Mannheim. Aller Anfang an diesem Nachmittag auf dem Mannheimer Schlossplatz ist Leere und Hoffnung. Denn während die Techniker an den Boxen letzte Details klären und die Organisatoren im Backstage-Bereich schon nervös auf und ab laufen, gähnt auf dem Ehrenhof noch müde die Sonne auf den menschenfreien Ehrenhof.
Erste Gespräche kommen auf: Würde der Aufwand, den die Organisatoren um Markus Sprengler, Gerhard Fontagnier und Chris Rihm für ihre Idee vom „Sound of Peace“ betrieben haben, seine Früchte tragen? Die ersten Hoffnungsschimmer dieses noch frühen Nachmittags zeigen sich in Menschen wie Susann Rudloff. Seit Jahren Anhängerin der Berliner Formation „Staubkind“, brauchte es kaum ein paar Stunden nach der Ankündigung auf Facebook, bis der treue Fan noch in der Nacht sein Zugticket nach Mannheim buchte – und damit den langen Weg aus Halle an der Saale nach Mannheim auf sich nahm.

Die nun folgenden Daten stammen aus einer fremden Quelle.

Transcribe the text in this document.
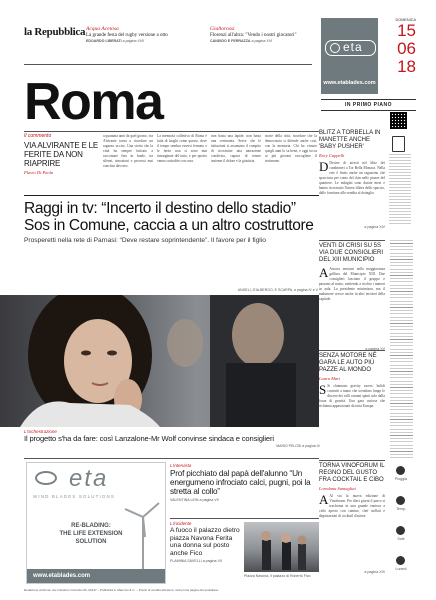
la Repubblica Acqua Acetosa
La grande festa del rugby versione a otto
EDOARDO LIBERATI a pagina XVII
Giallorossi
Florenzi all'altra: "Vendo i nostri giocatori"
CANDIDO E FERRAZZA a pagina XVI
Roma
eta
www.etablades.com
DOMENICA
15
06
18
IN PRIMO PIANO
Il commento
VIA ALVIRANTE E LE FERITE DA NON RIAPRIRE
Flavio Di Paola
a quaranta anni da quel giorno, via Alvirante torna a ricordare un ragazzo ucciso. Una storia che la città ha sempre faticato a raccontare fino in fondo, tra silenzi, rimozioni e processi mai conclusi davvero.
La memoria collettiva di Roma è fatta di luoghi come questo, dove il tempo sembra essersi fermato e le ferite non si sono mai rimarginate del tutto, e per questo vanno custodite con cura.
non basta una lapide, non basta una cerimonia. Serve che le istituzioni si assumano il compito di ricostruire una narrazione condivisa, capace di tenere insieme il dolore e la giustizia.
storie della città, ricordare che la democrazia si difende anche così, con la memoria. Chi ha vissuto quegli anni lo sa bene, e oggi tocca ai più giovani raccogliere il testimone.
Raggi in tv: “Incerto il destino dello stadio”
Sos in Comune, caccia a un altro costruttore
Prosperetti nella rete di Parnasi: “Deve restare soprintendente”. Il favore per il figlio
ANGELI, D'ALBERGO, E SCARPA, a pagina IV e V
L'orchestrazione
Il progetto s'ha da fare: così Lanzalone-Mr Wolf convinse sindaca e consiglieri
MARIO PELOSI a pagina IV
eta
WIND BLADES SOLUTIONS
RE-BLADING:
THE LIFE EXTENSION
SOLUTION
www.etablades.com
L'intervista
Prof picchiato dal papà dell'alunno “Un energumeno infrociato calci, pugni, poi la stretta al collo”
VALENTINA LEIN a pagina VII
L'incidente
A fuoco il palazzo dietro piazza Navona Ferita una donna sul posto anche Fico
FLAMINIA SAVELLI a pagina VII
Piazza Navona, il palazzo di Roberto Fico
BLITZ A TORBELLA IN MANETTE ANCHE 'BABY PUSHER'
Rory Cappelli
D Decine di arresti nel blitz dei carabinieri a Tor Bella Monaca. Nella rete è finito anche un ragazzino che spacciava per conto del clan nelle piazze del quartiere. Le indagini sono durate mesi e hanno ricostruito l'intera filiera dello spaccio, dalle forniture alla vendita al dettaglio.
a pagina XIV
VENTI DI CRISI SU 5S VIA DUE CONSIGLIERI DEL XIII MUNICIPIO
A Ancora tensioni nella maggioranza grillina del Municipio XIII. Due consiglieri lasciano il gruppo e passano al misto, mettendo a rischio i numeri in aula. La presidente minimizza, ma il malumore cresce anche in altri territori della capitale.
a pagina XV
SENZA MOTORE NÉ GARA LE AUTO PIÙ PAZZE AL MONDO
Laura Mari
S Si chiamano gravity racers: bolidi costruiti a mano che scendono lungo le discese dei colli romani spinti solo dalla forza di gravità. Una gara curiosa che richiama appassionati da tutta Europa.
TORNA VINOFORUM IL REGNO DEL GUSTO FRA COCKTAIL E CIBO
Loredana Samagliai
A Al via la nuova edizione di Vinoforum. Per dieci giorni il parco si trasforma in una grande enoteca a cielo aperto con cantine, chef stellati e degustazioni di cocktail d'autore.
a pagina XIX
Pioggia
Temp.
Sole
Lunedì
Redazione di Roma: via Cristoforo Colombo 90, 00147 – Pubblicità A. Manzoni & C. – Prezzi di vendita all'estero: vedi prima pagina del quotidiano
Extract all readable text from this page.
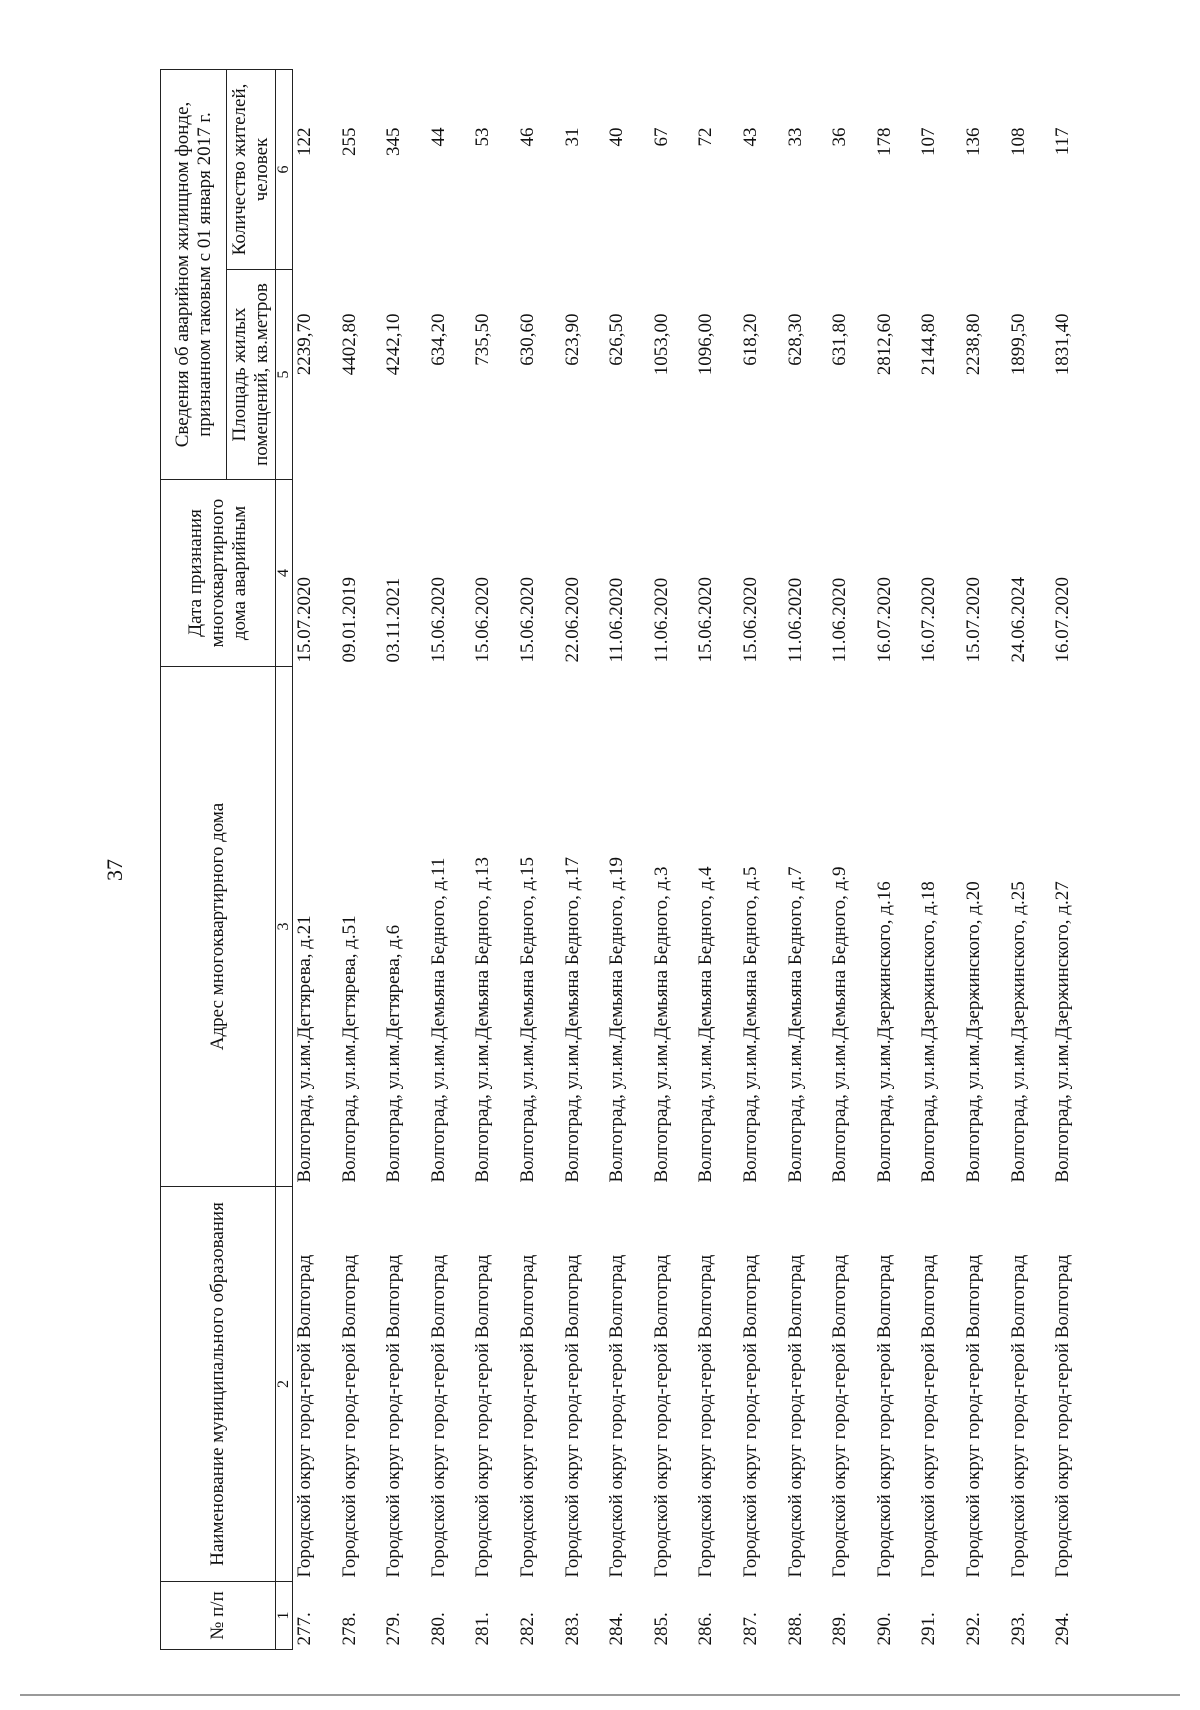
37
№ п/п	Наименование муниципального образования	Адрес многоквартирного дома	Дата признания многоквартирного дома аварийным	Сведения об аварийном жилищном фонде, признанном таковым с 01 января 2017 г.	
				Площадь жилых помещений, кв.метров	Количество жителей, человек
1	2	3	4	5	6
277.	Городской округ город-герой Волгоград	Волгоград, ул.им.Дегтярева, д.21	15.07.2020	2239,70	122
278.	Городской округ город-герой Волгоград	Волгоград, ул.им.Дегтярева, д.51	09.01.2019	4402,80	255
279.	Городской округ город-герой Волгоград	Волгоград, ул.им.Дегтярева, д.6	03.11.2021	4242,10	345
280.	Городской округ город-герой Волгоград	Волгоград, ул.им.Демьяна Бедного, д.11	15.06.2020	634,20	44
281.	Городской округ город-герой Волгоград	Волгоград, ул.им.Демьяна Бедного, д.13	15.06.2020	735,50	53
282.	Городской округ город-герой Волгоград	Волгоград, ул.им.Демьяна Бедного, д.15	15.06.2020	630,60	46
283.	Городской округ город-герой Волгоград	Волгоград, ул.им.Демьяна Бедного, д.17	22.06.2020	623,90	31
284.	Городской округ город-герой Волгоград	Волгоград, ул.им.Демьяна Бедного, д.19	11.06.2020	626,50	40
285.	Городской округ город-герой Волгоград	Волгоград, ул.им.Демьяна Бедного, д.3	11.06.2020	1053,00	67
286.	Городской округ город-герой Волгоград	Волгоград, ул.им.Демьяна Бедного, д.4	15.06.2020	1096,00	72
287.	Городской округ город-герой Волгоград	Волгоград, ул.им.Демьяна Бедного, д.5	15.06.2020	618,20	43
288.	Городской округ город-герой Волгоград	Волгоград, ул.им.Демьяна Бедного, д.7	11.06.2020	628,30	33
289.	Городской округ город-герой Волгоград	Волгоград, ул.им.Демьяна Бедного, д.9	11.06.2020	631,80	36
290.	Городской округ город-герой Волгоград	Волгоград, ул.им.Дзержинского, д.16	16.07.2020	2812,60	178
291.	Городской округ город-герой Волгоград	Волгоград, ул.им.Дзержинского, д.18	16.07.2020	2144,80	107
292.	Городской округ город-герой Волгоград	Волгоград, ул.им.Дзержинского, д.20	15.07.2020	2238,80	136
293.	Городской округ город-герой Волгоград	Волгоград, ул.им.Дзержинского, д.25	24.06.2024	1899,50	108
294.	Городской округ город-герой Волгоград	Волгоград, ул.им.Дзержинского, д.27	16.07.2020	1831,40	117
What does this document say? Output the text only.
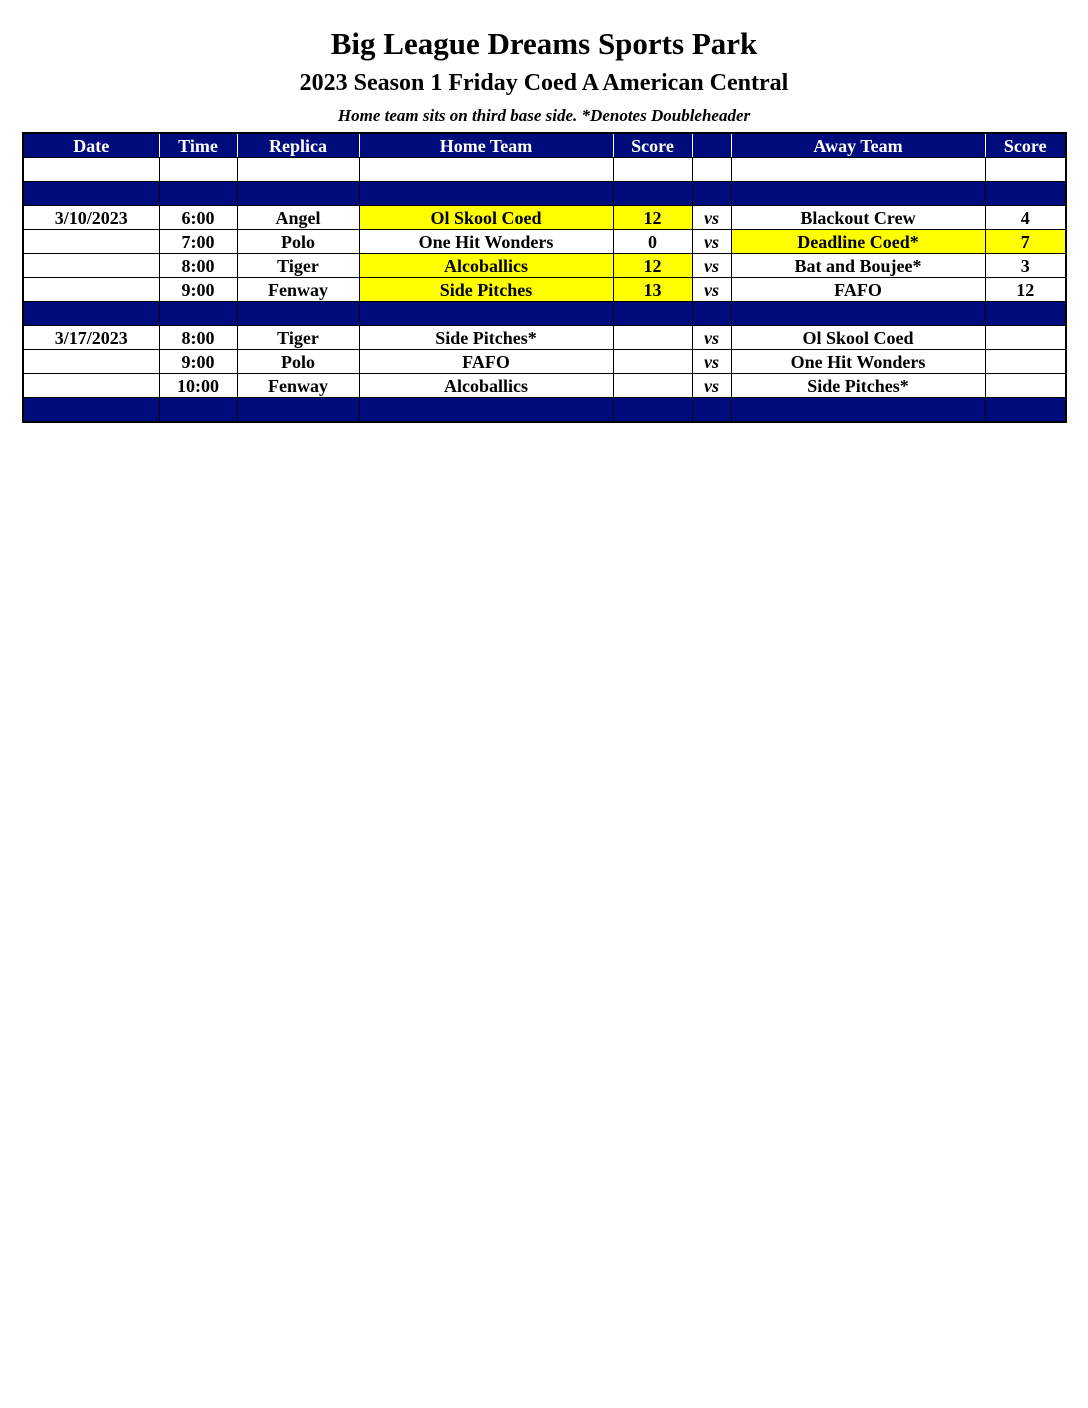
Big League Dreams Sports Park
2023 Season 1 Friday Coed A American Central
Home team sits on third base side. *Denotes Doubleheader
Date	Time	Replica	Home Team	Score		Away Team	Score

3/10/2023	6:00	Angel	Ol Skool Coed	12	vs	Blackout Crew	4
	7:00	Polo	One Hit Wonders	0	vs	Deadline Coed*	7
	8:00	Tiger	Alcoballics	12	vs	Bat and Boujee*	3
	9:00	Fenway	Side Pitches	13	vs	FAFO	12

3/17/2023	8:00	Tiger	Side Pitches*		vs	Ol Skool Coed	
	9:00	Polo	FAFO		vs	One Hit Wonders	
	10:00	Fenway	Alcoballics		vs	Side Pitches*	
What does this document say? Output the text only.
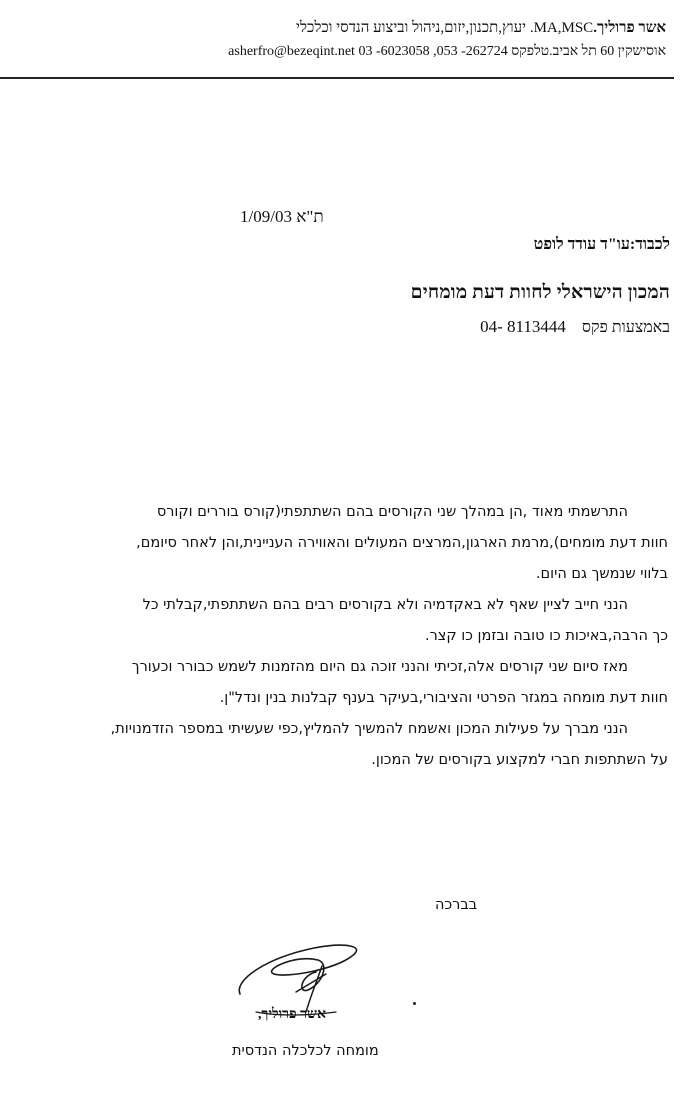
אשר פרוליך.MA,MSC. יעוץ,תכנון,יזום,ניהול וביצוע הנדסי וכלכלי
אוסישקין 60 תל אביב.טלפקס 03 -6023058 ,053 -262724 asherfro@bezeqint.net
ת"א 1/09/03
לכבוד:עו"ד עודד לופט
המכון הישראלי לחוות דעת מומחים
באמצעות פקס 04- 8113444
התרשמתי מאוד ,הן במהלך שני הקורסים בהם השתתפתי(קורס בוררים וקורס
חוות דעת מומחים),מרמת הארגון,המרצים המעולים והאווירה העניינית,והן לאחר סיומם,
בלווי שנמשך גם היום.
הנני חייב לציין שאף לא באקדמיה ולא בקורסים רבים בהם השתתפתי,קבלתי כל
כך הרבה,באיכות כו טובה ובזמן כו קצר.
מאז סיום שני קורסים אלה,זכיתי והנני זוכה גם היום מהזמנות לשמש כבורר וכעורך
חוות דעת מומחה במגזר הפרטי והציבורי,בעיקר בענף קבלנות בנין ונדל"ן.
הנני מברך על פעילות המכון ואשמח להמשיך להמליץ,כפי שעשיתי במספר הזדמנויות,
על השתתפות חברי למקצוע בקורסים של המכון.
בברכה
אשר פרוליך,
מומחה לכלכלה הנדסית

Dass sie mit ihrer Reise nicht nur eine ihrer Lieblings-Bands, sondern vor allem das Anliegen des Friedens unterstützt, findet die junge Frau unumwunden „großartig“ – und ergänzt selbstbewusst: „Für manche sind zum kleinsten Anliegen zehn Kilometer zu weit, ich würde für den Frieden um die Welt reisen. Wir dürfen niemals aufhören, daran zu glauben, dass wir einen Unterschied machen können.“
So sieht das auch Micha. Interessierten Fernsehzuschauern ist er als Hausmeister aus den „Benz-Baracken“ längst bekannt. Doch für diesen Nachmittag stellt die Reality TV-Bekanntheit keineswegs sich selbst in den Vordergrund, sondern nutzt die eigene Bekanntheit, um zahllose Freunde und Bekannte aus der Region als Ordnungskräfte zu rekrutieren. „Jeder muss seinen Beitrag dafür leisten, damit man ein solches Event wie das hier stemmen kann“, erzählt Micha im Gespräch – und strahlt dabei über beide Wangen.
Vielfältige Künstler treten auf
Es wirkt in diesen Stunden, als würde ein jeder auf die Art und Weise sein Bestes leisten, die ihm anverwandt ist – und auch, wenn bei den Teams von „Mannheim sagt Ja!“, der Popakademie und „Mannheim hilft ohne Grenzen“ nach 14 kraftzehrenden Tagen der Organisation auch eine Art Müdigkeit Einzug hält: Wer Popakademie-Chef Udo Dahmen mit erhabenem Stolz über seinen Absolvent Fritz Krings sprechen hört, der „Sound of Peace“ erstmals in Berlin realisierte, um das Format nun nach Mannheim zu holen, dem kann die Kraft dieser Lobeshymne nicht verborgen bleiben.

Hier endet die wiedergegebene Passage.